Explicações convencionais — Ocorre que as coisas não foram tão simples assim naquele réveillon, como se perceberia nos dias seguintes. Apesar da maioria dos relatos indicar que os avistamentos eram mesmo relacionados à reentrada do SJ-4, restava uma parcela de casos a serem esclarecidos com mais cuidado, pois suas características eram bem diversas das que podem ser explicadas como lixo espacial. Quando um satélite reentra na atmosfera, geralmente é visto acima das nuvens, a elevadas altitudes. Assim, obrigatoriamente, sua observação só é possível se o tempo estiver aberto. Ocorre, entretanto, que esta foi uma das mais chuvosas passagens de ano de que se tem notícia, com tempo variando entre totalmente encoberto e chuvoso – em alguns casos com tempestade – em cerca de 75% do Mato Grosso do Sul, onde está concentrada mais da metade das observações. E mesmo com céu carregado de nuvens, muitas pessoas observaram um fenômeno, evidentemente abaixo delas. Como isso é possível?

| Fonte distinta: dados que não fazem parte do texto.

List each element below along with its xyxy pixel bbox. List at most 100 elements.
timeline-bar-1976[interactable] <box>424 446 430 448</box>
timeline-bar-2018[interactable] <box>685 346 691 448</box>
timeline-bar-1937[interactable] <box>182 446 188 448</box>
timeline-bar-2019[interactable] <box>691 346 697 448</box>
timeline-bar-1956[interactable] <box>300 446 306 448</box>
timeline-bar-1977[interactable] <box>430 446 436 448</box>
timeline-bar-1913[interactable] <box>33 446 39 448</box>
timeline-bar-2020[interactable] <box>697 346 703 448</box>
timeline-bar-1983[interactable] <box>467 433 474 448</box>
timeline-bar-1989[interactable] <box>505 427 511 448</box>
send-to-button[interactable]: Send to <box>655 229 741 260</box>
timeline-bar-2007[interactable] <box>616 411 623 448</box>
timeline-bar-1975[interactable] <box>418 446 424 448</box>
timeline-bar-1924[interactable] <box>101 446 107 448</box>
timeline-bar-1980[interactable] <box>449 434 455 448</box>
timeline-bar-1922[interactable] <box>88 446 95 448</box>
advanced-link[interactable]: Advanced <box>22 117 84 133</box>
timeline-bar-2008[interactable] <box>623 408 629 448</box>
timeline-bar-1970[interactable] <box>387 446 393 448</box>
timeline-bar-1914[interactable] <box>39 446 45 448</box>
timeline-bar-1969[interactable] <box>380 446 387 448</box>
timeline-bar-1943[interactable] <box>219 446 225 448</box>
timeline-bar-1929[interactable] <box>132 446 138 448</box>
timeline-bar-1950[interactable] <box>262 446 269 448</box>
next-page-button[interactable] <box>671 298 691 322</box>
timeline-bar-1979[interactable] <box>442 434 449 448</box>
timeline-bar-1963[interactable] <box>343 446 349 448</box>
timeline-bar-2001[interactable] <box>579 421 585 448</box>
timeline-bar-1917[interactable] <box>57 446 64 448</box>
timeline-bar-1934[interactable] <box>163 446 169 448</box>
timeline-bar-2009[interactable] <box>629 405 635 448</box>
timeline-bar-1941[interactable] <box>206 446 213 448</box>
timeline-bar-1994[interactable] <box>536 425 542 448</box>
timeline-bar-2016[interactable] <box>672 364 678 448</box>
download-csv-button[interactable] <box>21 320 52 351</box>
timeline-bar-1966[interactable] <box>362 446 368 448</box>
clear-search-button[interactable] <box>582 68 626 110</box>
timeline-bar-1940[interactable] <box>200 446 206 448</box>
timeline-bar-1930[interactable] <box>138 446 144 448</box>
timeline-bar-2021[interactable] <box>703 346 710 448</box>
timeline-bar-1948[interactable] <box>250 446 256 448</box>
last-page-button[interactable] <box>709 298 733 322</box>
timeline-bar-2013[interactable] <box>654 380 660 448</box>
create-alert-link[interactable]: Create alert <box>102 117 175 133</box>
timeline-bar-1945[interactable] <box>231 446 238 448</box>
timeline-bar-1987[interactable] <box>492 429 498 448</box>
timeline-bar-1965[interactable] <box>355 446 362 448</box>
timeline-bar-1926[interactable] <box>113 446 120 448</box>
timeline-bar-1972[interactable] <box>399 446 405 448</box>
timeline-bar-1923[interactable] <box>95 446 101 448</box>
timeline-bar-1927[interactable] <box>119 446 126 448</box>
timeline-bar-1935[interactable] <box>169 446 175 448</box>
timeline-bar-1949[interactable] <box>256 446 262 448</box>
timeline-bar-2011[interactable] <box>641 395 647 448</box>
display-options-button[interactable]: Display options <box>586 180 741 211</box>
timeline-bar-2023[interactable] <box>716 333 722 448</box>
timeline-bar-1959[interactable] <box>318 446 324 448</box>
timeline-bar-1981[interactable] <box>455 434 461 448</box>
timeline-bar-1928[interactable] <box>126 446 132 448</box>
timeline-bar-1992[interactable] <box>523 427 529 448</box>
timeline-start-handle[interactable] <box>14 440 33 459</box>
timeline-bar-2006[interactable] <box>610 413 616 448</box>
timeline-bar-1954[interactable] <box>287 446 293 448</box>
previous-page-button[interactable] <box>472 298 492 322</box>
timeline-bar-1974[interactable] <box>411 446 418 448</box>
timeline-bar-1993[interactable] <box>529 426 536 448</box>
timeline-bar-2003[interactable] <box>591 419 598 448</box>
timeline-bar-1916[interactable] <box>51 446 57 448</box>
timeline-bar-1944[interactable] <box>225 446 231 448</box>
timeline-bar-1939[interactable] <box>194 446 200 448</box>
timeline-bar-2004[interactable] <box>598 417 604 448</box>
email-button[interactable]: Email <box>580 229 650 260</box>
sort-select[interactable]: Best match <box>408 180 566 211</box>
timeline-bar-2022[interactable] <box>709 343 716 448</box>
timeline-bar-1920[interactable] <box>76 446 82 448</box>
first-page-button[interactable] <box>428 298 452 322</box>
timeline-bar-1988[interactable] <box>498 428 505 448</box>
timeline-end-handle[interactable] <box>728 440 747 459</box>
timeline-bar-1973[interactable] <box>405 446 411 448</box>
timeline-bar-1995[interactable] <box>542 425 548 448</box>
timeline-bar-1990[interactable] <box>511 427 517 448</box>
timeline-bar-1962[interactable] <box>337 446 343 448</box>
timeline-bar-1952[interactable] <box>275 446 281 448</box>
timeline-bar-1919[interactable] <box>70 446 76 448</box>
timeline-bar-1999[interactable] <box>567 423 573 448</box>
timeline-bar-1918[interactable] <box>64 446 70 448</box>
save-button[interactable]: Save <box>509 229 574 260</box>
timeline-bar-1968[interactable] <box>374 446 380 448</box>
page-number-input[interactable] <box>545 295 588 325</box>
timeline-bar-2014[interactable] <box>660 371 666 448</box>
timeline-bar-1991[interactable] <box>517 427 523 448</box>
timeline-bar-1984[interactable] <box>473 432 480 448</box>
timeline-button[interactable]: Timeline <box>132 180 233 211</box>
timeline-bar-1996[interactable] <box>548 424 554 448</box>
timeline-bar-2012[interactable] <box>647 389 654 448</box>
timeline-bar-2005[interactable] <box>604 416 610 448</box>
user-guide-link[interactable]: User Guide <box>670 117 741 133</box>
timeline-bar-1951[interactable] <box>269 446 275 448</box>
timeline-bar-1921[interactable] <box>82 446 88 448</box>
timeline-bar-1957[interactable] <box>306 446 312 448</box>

Entre as pessoas que escreveram à Revista UFO descrevendo a reentrada do lixo espacial, em trajetória retilínea e nos poucos lugares onde o céu estava limpo, há inúmeros depoimentos de testemunhas que observaram um fenômeno bem distinto. Eram objetos esféricos ou elípticos voando a baixa altitude – em geral abaixo das nuvens – e em trajetórias oscilantes, muitas vezes com mudança de curso, de altitude e de velocidade. Certamente, essas não são características que possam ser atribuídas à reentrada de lixo espacial. E se esses casos não podem ser causados pelos restos do SJ-4, o que seriam, então? Para os astrônomos envolvidos na tentativa de identificar o fenômeno em termos puramente convencionais, a reentrada de lixo espacial foi suficiente. Mas para os ufólogos, com o acúmulo gradativo de outros tipos de relatos, que podem perfeitamente ser atribuídos a UFOs, estava apenas iniciando uma investigação mais profunda.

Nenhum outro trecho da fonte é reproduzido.